Ce changement n’a pas que de mauvais côtés. En quartier mineurs, les jeunes regardent avec envie la situation des adultes qui n’ont pas d’horaire de coucher imposé, peuvent fumer et regarder la télévision toute la nuit. Il reste que l’obligation de partager la cellule avec un ou deux codétenus qu’on n’a pas choisis, le recours à  l’écrit pour demander quoi que ce soit et la longue attente d’une réponse (ou d’une non-réponse), l’oisiveté prégnante constituent des différences pesantes avec les conditions de détention des mineurs. Il faut ajouter à cela qu’un mineur transféré en détention ordinaire est vite repéré comme vulnérable et manipulable. Un jeune en EPM s’exprime ainsi : « Il y en a plusieurs qui m’ont dit que comme je serai le plus petit à la maison d’arrêt, ben c’est moi qui serai envoyé à grimper au grillage pour récupérer les projections. » Les projections sont les colis envoyés de l’extérieur par catapultes (ou drones), contenant généralement des substances illicites ou des téléphones portables.

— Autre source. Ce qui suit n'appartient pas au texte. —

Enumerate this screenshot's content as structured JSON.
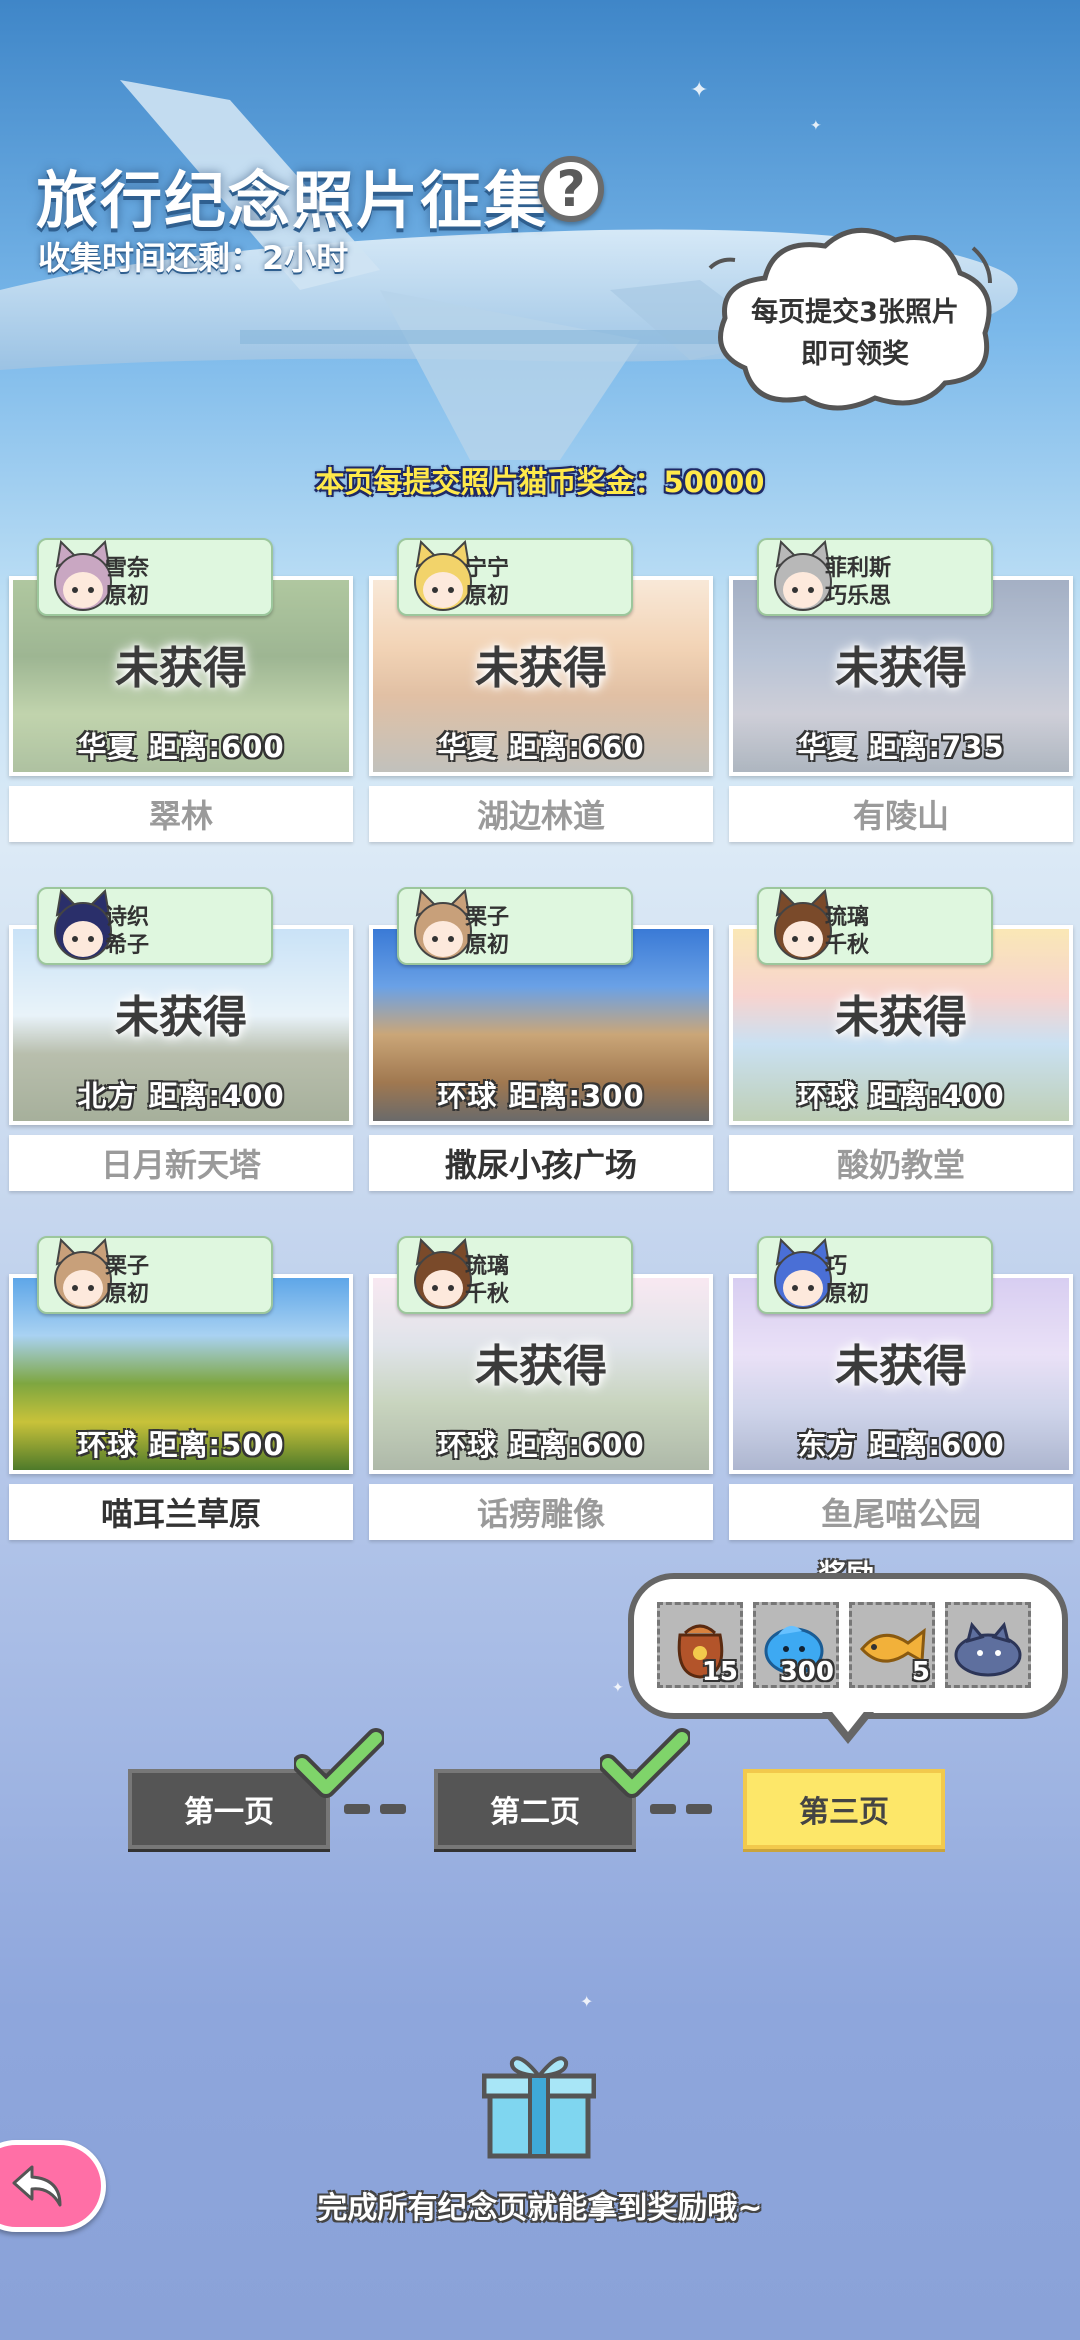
{
  "header": {
    "title": "旅行纪念照片征集",
    "help_icon": "?",
    "timer": "收集时间还剩：2小时",
    "hint_line1": "每页提交3张照片",
    "hint_line2": "即可领奖",
    "bonus": "本页每提交照片猫币奖金：50000"
  },
  "cards": [
    {
      "name": "翠林",
      "region": "华夏",
      "distance": "距离:600",
      "cat1": "雪奈",
      "cat2": "原初",
      "status": "未获得",
      "obtained": false
    },
    {
      "name": "湖边林道",
      "region": "华夏",
      "distance": "距离:660",
      "cat1": "宁宁",
      "cat2": "原初",
      "status": "未获得",
      "obtained": false
    },
    {
      "name": "有陵山",
      "region": "华夏",
      "distance": "距离:735",
      "cat1": "菲利斯",
      "cat2": "巧乐思",
      "status": "未获得",
      "obtained": false
    },
    {
      "name": "日月新天塔",
      "region": "北方",
      "distance": "距离:400",
      "cat1": "诗织",
      "cat2": "希子",
      "status": "未获得",
      "obtained": false
    },
    {
      "name": "撒尿小孩广场",
      "region": "环球",
      "distance": "距离:300",
      "cat1": "栗子",
      "cat2": "原初",
      "status": "",
      "obtained": true
    },
    {
      "name": "酸奶教堂",
      "region": "环球",
      "distance": "距离:400",
      "cat1": "琉璃",
      "cat2": "千秋",
      "status": "未获得",
      "obtained": false
    },
    {
      "name": "喵耳兰草原",
      "region": "环球",
      "distance": "距离:500",
      "cat1": "栗子",
      "cat2": "原初",
      "status": "",
      "obtained": true
    },
    {
      "name": "话痨雕像",
      "region": "环球",
      "distance": "距离:600",
      "cat1": "琉璃",
      "cat2": "千秋",
      "status": "未获得",
      "obtained": false
    },
    {
      "name": "鱼尾喵公园",
      "region": "东方",
      "distance": "距离:600",
      "cat1": "巧",
      "cat2": "原初",
      "status": "未获得",
      "obtained": false
    }
  ],
  "rewards": {
    "label": "奖励",
    "items": [
      {
        "icon": "treasure-bag-icon",
        "qty": "15"
      },
      {
        "icon": "blue-slime-icon",
        "qty": "300"
      },
      {
        "icon": "fish-icon",
        "qty": "5"
      },
      {
        "icon": "cat-cushion-icon",
        "qty": ""
      }
    ]
  },
  "pages": [
    {
      "label": "第一页",
      "completed": true
    },
    {
      "label": "第二页",
      "completed": true
    },
    {
      "label": "第三页",
      "completed": false,
      "active": true
    }
  ],
  "footer": {
    "text": "完成所有纪念页就能拿到奖励哦~"
  },
  "colors": {
    "active_page": "#fde769",
    "tag_bg": "#dff7df",
    "back_button": "#ff6fa6",
    "bonus_text": "#ffe94a"
  }
}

L’étude de l’INJEP s’intéresse aux temporalités. Elle souligne combien elles sont différentes selon les classes sociales. Pour un jeune de milieu favorisé, les 18 ans représentent l’âge du baccalauréat, du permis de conduire, du droit de vote. Mais d’autres seuils, l’exercice d’un métier, la vie de couple, la paternité sont franchis plus tard.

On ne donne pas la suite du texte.